Étaient également présents à la parade le président tunisien Kaïs Saied, qui s'est lancé dans un processus controversé de rédaction de la Constitution, le président nigérian Mohamed Bazoum, la ministre libyenne des affaires étrangères par intérim Najla Mangoush et le chef du Front Polisario Brahim Ghali. La principale autorité européenne était la présidente du Sénat italien, Maria Elisabetta Casellati, dont la présence répondait à l'amélioration des relations bilatérales entre Rome et Alger, notamment en matière énergétique. Le diplomate Fernando Morán, ambassadeur à Alger, représentait l'Espagne. 

Desfile Argelia

"C'était un rappel de la lutte anticoloniale que l'Algérie a menée et cultivée à travers le continent africain, cela ressortait clairement de la liste des invités", a déclaré l'analyste politique Zine Labidine Ghebouli à Atalayar. "Quant au matériel lui-même, l'armée n'a fait que démontrer ses capacités défensives, dans un message aux partenaires internationaux sur la capacité de l'Algérie à se défendre et à défendre son voisinage immédiat contre les menaces traditionnelles et émergentes. "L'accord entre le président Tebboune et la direction militaire était clair et encourageait de nouvelles hypothèses sur un second mandat pour le président actuel. Les dirigeants actuels de l'armée semblent soutenir Tebboune et appuient son programme depuis son arrivée au pouvoir", ajoute l'analyste. 

Dans un exercice de magnanimité, la gérontocratie algérienne a prétendu gracier 14 000 prisonniers pour calmer les esprits à l'occasion du 60e anniversaire de l'indépendance, selon les autorités. Mais en réalité, les peines n'ont pas été levées, mais réduites de 24 mois.

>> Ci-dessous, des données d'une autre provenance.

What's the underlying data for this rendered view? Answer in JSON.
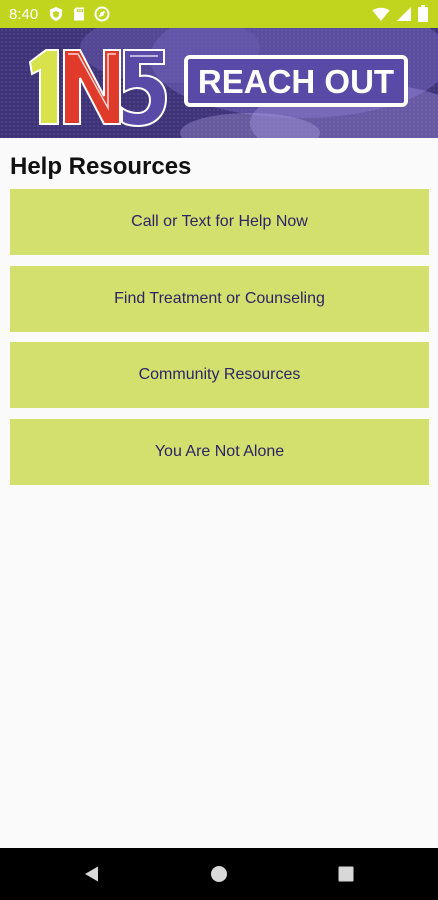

Le président a laissé échapper que les personnes libérées comprendraient des prisonniers de droit commun et des manifestants du Hirak (Mouvement), des manifestations de masse qui ont éclaté en 2019, même si tout "est flou pour le moment", souligne Zine Labidine Ghebouli à ce média. 

Palestina

L'opposition est descendue dans la rue contre le défunt ex-président Abdelaziz Bouteflika, qui entendait se présenter pour la cinquième fois consécutive aux élections de 2019 après 20 ans de pouvoir. Lors de ces élections, le parti pro-gouvernemental Tebboune a fini par l'emporter, plombé dès le départ par un manque de légitimité populaire dû à une forte abstention des électeurs et au boycott en bloc de l'opposition. Un président qui est devenu la cible des critiques de l'opposition pro-démocratique. 

"Six décennies après l'indépendance, nous constatons plus de déceptions que de promesses tenues. Nous sommes confrontés aux mêmes problèmes d'instabilité politique et de fragilité économique", a déclaré dans un communiqué le Front des Forces Socialistes (FFS), principale force d'opposition au régime, qui n'a pas été invité à la cérémonie. Certains dans la rue interprètent le défilé comme une manœuvre visant à détourner l'attention des vrais problèmes. L'Algérie est un pays accablé par un taux de chômage élevé, l'inflation, l'augmentation du coût de la vie et le manque de produits de base. Mais elle est militairement solvable.